Braunkohle ist nach allgemeiner Übereinkunft nicht nur heimischer Energieträger, sondern auch eine echte Reserve. Herr Römer weiß, dass man national und international zwischen Reserven und Ressourcen sehr wohl unterscheidet. Reserven sind Vorkommen, die unter wirtschaftlichen Bedingungen förderbar sind. Ressourcen sind Dinge, die im Boden sind. Überlegen Sie sich bitte einmal, ob Sie die Kraft haben, zu behaupten, die deutsche Steinkohle sei eine Reserve. Egal wie Sie sich anstrengen, den deutschen Steinkohlenbergbau noch produktiver zu machen: Die Kosten sind dreimal so hoch wie der Preis einer importierten Tonne. Das ist eine Ressource, aber nach allgemeiner Übereinkunft keine Reserve. Deshalb müssen wir über so schwierig zu beantwortende Fragen reden.

Auch uns, Herr Leuchtenberg, liegt an einer gedeihlichen Zukunft der Unternehmen, die derzeit unter dem Dach RAG sitzen. – Sehr richtig.

Aber wir sind noch nicht ganz sicher, ob wir bereits alle Fragen ausreichend beantworten können, die wir diesem Landtag gegenüber auch beantworten müssen, um nicht vor einem Untersuchungsausschuss zu landen. Die Einrichtung eines solchen Ausschusses würde ich Ihnen auch gar nicht übel nehmen, wenn wir einfach sagen würden: Wir kümmern uns nicht um Haftungsrisiken und Möglichkeiten, die Risiken zu begrenzen, sondern winken das, was die RAG aufschreibt, durch. – So darf man gar nicht handeln. Ich würde mich wundern, wenn wir das im Landtag tatsächlich tun könnten, ohne einen Untersuchungsausschuss zu bekommen.

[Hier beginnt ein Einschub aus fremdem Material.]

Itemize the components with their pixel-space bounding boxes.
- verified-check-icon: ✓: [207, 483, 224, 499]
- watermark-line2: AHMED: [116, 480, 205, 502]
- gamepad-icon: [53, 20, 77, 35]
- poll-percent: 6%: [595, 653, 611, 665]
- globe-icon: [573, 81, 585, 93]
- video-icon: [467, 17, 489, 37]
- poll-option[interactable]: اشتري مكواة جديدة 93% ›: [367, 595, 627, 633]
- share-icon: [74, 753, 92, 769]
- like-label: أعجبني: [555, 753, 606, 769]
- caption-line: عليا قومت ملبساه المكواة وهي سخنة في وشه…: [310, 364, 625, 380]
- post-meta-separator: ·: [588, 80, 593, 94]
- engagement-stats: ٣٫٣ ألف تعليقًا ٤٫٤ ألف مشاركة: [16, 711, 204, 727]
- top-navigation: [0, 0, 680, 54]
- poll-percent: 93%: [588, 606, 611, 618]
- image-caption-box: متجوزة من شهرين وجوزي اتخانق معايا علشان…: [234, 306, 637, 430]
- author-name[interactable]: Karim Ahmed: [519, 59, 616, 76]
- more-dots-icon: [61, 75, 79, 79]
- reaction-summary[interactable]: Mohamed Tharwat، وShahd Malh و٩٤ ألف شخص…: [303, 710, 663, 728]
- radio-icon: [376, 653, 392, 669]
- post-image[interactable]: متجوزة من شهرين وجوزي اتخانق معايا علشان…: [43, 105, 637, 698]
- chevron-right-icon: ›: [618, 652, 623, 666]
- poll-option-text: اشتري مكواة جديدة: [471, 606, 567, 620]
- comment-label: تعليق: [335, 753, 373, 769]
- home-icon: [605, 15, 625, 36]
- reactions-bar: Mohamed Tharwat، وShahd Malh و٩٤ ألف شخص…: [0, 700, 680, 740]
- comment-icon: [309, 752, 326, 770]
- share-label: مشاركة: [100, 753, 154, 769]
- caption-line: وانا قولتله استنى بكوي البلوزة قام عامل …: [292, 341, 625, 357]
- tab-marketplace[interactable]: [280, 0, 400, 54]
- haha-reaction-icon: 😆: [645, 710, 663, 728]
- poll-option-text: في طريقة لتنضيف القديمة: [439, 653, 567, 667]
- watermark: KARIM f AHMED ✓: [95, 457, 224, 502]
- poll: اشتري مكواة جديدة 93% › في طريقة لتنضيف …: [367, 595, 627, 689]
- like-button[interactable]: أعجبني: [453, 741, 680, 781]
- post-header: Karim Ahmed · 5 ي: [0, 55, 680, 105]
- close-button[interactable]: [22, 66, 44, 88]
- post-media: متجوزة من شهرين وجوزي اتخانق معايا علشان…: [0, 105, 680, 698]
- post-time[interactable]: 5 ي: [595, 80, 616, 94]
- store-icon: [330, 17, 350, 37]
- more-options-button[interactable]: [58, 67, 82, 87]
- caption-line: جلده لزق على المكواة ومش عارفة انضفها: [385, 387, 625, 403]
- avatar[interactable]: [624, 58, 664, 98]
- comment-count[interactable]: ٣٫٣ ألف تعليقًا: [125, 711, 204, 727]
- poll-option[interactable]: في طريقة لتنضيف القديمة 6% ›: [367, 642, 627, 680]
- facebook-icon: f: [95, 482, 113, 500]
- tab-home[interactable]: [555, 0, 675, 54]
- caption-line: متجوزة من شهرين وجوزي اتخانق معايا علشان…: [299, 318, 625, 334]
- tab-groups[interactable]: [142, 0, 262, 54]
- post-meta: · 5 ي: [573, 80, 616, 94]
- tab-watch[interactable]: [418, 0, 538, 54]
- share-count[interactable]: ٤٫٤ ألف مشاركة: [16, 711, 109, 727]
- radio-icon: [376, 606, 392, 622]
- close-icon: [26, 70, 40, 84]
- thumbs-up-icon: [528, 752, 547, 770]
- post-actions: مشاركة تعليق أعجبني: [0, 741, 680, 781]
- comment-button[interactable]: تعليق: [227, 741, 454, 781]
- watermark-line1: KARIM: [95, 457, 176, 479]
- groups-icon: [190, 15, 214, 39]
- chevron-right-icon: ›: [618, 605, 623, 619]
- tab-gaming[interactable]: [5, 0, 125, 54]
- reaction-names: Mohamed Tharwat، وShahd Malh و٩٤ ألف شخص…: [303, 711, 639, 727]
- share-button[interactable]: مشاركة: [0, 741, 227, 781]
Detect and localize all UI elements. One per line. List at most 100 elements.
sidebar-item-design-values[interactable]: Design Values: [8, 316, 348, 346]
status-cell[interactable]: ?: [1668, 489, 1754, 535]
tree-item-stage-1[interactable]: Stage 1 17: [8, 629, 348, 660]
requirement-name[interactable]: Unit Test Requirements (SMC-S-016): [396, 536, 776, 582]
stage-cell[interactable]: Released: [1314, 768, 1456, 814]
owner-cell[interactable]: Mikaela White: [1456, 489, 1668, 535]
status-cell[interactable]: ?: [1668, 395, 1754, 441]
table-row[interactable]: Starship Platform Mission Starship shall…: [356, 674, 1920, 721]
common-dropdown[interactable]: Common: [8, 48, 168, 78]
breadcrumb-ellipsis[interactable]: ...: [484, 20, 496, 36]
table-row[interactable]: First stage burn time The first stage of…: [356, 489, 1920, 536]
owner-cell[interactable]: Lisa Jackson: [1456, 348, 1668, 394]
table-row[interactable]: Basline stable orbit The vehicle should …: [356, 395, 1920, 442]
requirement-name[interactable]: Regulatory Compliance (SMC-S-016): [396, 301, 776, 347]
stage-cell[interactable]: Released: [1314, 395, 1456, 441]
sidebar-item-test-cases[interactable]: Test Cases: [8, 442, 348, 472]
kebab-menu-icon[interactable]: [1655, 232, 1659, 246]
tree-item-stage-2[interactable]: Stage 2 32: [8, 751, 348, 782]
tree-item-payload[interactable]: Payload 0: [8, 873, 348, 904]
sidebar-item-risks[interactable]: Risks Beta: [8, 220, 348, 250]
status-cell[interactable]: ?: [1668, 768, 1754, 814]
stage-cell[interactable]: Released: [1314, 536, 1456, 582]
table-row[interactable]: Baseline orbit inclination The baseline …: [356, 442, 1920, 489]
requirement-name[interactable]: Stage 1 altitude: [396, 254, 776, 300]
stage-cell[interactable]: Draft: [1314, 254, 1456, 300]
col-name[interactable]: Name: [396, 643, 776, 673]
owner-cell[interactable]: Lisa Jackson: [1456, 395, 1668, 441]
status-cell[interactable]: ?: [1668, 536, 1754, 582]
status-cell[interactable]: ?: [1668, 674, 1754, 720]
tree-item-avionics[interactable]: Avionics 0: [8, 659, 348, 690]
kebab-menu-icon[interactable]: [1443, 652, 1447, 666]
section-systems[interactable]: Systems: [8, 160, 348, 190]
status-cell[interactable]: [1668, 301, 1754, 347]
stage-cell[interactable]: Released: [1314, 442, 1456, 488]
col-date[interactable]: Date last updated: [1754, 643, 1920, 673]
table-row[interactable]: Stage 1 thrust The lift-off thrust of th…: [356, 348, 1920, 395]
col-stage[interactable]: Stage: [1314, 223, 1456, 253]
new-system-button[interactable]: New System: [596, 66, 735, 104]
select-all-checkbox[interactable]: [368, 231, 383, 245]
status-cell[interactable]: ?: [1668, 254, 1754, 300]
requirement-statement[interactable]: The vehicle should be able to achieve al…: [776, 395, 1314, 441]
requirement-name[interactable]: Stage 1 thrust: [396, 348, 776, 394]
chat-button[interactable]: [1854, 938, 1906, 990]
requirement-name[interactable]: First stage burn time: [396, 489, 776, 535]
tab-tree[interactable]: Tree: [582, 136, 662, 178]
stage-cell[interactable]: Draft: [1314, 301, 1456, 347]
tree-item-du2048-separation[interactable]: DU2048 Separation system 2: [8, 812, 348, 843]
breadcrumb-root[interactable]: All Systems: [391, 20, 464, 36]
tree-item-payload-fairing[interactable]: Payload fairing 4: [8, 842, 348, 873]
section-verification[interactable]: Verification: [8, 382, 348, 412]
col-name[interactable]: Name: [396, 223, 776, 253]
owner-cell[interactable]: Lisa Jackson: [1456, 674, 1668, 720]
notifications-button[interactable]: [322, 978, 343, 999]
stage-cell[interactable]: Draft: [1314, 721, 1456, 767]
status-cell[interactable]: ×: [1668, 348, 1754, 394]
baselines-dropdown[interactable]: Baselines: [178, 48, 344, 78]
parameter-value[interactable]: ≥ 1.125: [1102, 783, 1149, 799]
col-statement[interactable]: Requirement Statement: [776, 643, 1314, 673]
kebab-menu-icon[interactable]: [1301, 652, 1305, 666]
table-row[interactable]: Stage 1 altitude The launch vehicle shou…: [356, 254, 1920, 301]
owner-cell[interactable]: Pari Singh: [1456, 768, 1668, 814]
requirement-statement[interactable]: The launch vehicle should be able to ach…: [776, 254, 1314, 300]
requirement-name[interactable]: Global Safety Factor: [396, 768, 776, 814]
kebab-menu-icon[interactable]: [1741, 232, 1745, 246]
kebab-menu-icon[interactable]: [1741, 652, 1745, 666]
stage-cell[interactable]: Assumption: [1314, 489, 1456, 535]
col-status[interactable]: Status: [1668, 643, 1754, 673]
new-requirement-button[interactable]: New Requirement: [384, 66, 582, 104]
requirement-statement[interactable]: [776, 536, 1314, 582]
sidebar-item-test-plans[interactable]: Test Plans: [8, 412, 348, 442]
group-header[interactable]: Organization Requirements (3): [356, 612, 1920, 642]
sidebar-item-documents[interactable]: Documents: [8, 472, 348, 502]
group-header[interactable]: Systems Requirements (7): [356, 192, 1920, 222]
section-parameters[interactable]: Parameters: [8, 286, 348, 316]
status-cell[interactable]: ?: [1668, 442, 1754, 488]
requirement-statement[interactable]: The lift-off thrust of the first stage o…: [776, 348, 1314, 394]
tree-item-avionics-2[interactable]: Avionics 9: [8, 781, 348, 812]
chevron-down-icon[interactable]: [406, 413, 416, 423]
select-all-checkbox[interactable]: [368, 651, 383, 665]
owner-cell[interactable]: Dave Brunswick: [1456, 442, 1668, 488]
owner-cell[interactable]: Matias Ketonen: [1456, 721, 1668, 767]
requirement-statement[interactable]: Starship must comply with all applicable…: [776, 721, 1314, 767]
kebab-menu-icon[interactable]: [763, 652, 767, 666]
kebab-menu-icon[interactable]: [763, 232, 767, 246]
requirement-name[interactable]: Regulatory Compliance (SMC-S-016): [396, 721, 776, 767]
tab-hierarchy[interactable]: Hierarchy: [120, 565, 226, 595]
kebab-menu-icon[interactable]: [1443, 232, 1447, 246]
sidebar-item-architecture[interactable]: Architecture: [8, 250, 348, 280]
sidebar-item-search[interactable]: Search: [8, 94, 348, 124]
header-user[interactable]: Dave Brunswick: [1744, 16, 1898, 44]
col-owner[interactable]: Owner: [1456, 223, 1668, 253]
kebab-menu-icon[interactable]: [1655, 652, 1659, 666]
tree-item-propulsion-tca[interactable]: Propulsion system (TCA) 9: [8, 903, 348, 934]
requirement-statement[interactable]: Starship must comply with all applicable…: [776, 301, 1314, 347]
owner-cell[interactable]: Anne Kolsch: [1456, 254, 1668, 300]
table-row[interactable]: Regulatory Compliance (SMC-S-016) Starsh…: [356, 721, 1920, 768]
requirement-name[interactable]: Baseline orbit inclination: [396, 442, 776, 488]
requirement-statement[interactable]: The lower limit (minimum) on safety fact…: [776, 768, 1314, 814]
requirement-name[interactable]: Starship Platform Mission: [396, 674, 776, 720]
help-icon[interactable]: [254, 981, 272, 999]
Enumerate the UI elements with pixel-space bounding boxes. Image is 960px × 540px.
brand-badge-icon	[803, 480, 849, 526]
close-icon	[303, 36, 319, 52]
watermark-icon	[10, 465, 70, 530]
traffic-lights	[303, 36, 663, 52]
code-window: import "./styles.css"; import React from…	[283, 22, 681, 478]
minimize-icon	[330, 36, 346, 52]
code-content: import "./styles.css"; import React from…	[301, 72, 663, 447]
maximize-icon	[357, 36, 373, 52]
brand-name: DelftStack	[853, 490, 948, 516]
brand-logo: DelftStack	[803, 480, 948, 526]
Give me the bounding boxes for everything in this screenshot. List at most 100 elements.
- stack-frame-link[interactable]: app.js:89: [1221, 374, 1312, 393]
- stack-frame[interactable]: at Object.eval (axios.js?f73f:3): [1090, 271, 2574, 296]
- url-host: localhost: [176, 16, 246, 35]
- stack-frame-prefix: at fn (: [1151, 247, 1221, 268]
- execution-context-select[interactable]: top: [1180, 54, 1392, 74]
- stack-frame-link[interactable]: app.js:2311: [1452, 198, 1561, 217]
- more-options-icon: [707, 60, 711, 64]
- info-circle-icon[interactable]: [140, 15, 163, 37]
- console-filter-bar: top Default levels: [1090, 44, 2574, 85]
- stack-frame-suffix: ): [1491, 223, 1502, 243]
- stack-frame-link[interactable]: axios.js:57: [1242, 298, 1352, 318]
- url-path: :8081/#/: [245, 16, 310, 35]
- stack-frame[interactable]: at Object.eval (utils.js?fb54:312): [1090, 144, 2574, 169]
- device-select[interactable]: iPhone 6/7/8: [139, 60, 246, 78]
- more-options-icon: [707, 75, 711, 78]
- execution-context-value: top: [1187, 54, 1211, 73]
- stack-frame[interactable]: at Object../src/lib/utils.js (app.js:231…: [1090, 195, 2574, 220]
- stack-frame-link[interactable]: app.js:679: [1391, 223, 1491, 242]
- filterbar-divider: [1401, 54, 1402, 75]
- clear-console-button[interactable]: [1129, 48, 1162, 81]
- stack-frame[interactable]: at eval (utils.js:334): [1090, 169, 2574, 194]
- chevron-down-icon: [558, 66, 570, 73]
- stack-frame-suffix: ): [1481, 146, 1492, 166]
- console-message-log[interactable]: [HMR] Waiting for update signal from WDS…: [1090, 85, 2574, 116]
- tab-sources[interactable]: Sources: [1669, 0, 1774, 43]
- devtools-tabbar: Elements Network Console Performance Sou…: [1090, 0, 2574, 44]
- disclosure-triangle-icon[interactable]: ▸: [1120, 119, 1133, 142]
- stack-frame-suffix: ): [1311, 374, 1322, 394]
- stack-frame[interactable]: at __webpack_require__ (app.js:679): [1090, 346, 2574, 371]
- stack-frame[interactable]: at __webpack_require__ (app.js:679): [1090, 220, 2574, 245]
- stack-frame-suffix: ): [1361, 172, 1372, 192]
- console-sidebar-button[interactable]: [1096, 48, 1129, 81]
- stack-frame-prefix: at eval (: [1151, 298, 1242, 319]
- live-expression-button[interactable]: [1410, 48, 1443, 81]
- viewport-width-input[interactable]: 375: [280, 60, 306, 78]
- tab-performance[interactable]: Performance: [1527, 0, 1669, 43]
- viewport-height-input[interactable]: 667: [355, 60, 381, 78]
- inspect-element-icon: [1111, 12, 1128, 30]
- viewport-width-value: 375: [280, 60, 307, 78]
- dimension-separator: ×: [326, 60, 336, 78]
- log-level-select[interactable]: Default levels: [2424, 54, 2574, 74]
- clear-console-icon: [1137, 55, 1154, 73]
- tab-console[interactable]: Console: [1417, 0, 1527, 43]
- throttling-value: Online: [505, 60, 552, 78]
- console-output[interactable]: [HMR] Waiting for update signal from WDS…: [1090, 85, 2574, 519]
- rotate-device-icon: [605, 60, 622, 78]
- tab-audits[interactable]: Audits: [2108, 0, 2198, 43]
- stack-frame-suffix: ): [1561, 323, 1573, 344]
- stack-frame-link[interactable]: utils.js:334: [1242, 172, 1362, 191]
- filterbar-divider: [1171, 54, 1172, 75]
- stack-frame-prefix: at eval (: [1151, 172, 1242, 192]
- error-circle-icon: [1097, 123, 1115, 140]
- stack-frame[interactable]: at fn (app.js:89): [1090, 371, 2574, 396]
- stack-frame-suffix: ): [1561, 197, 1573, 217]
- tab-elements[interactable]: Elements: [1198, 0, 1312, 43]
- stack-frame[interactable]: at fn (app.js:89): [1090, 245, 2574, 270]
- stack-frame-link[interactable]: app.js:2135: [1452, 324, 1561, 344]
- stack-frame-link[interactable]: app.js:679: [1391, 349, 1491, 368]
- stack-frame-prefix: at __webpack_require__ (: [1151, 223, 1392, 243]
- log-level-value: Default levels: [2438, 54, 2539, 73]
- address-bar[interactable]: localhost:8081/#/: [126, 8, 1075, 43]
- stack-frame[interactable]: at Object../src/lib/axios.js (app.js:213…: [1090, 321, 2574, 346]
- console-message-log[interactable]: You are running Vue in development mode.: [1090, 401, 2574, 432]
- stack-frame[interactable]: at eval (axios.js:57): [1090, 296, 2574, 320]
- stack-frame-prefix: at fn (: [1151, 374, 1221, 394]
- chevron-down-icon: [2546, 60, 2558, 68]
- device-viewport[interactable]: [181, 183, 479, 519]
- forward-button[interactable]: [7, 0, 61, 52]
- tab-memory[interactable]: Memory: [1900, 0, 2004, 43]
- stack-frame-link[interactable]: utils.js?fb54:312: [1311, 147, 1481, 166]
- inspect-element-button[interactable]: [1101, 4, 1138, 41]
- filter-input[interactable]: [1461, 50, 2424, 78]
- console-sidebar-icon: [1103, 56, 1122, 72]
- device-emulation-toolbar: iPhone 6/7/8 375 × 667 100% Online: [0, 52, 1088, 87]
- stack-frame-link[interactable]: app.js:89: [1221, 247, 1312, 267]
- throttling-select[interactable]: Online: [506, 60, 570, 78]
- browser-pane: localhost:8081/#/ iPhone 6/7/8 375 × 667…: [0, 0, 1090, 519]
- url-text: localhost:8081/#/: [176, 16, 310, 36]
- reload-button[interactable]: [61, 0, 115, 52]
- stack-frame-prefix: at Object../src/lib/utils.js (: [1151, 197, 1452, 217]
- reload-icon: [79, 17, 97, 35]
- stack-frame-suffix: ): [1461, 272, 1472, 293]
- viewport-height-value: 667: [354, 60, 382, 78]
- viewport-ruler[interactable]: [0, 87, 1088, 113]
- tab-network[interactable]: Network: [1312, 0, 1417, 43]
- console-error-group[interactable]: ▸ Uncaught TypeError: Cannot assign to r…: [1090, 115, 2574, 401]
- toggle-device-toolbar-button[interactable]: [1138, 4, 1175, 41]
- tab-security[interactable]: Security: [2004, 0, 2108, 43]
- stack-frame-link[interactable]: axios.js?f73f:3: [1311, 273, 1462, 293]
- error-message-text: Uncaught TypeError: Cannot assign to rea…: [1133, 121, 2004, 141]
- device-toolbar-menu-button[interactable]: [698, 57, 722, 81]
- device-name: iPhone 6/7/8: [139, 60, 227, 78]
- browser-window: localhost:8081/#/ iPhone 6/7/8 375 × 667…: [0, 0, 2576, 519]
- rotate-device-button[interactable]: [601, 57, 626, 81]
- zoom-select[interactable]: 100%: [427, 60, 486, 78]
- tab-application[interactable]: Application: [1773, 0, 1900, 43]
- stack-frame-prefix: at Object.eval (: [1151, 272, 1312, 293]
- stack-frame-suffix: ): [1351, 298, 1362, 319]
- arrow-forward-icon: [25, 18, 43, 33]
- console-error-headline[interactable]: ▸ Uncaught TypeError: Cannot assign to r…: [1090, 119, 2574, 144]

Deshalb nur ein kleiner Hinweis, denn wir können heute nicht die gesamte Energiedebatte führen: Wenn Sie – Herr Römer, Sie sind doch auch schon einige Zeit dabei – alles zusammenzählen, was an öffentlichen Mitteln in den deutschen Steinkohlenbergbau geflossen ist, dann kommen Sie auf stolze 128 Milliarden €.

(Zuruf von der SPD: Gut angelegtes Geld!)

Es stellt sich nun die Frage, ob uns nicht eigentlich sogar der ganze Bereich – zumindest wirtschaftlich gesehen – gehört. Die Frage müssen Sie doch zulassen. Die haben doch nicht aus eigenen Gewinnen andere Töchter und Söhne aufgekauft und aufgebaut, sondern aus Subventionen. Oder ist das anders? – Deshalb führen wir schwierige Gespräche darüber, auf was ich als Ministerin, als diejenige, die das unterschreiben soll, eigentlich ohne irgendeine Sicherheit verzichten darf.

Interessant ist übrigens auch, dass Herr Müller im Zusammenhang mit der Entscheidung von Thyssen-Krupp, ausländische Erzminen zu verkaufen, davon spricht, dass sie wenig Weitsicht bewiesen hätten. Hat er sich eigentlich einmal die eigene Geschichte der Ruhrkohle vor dem Hintergrund vor Augen geführt?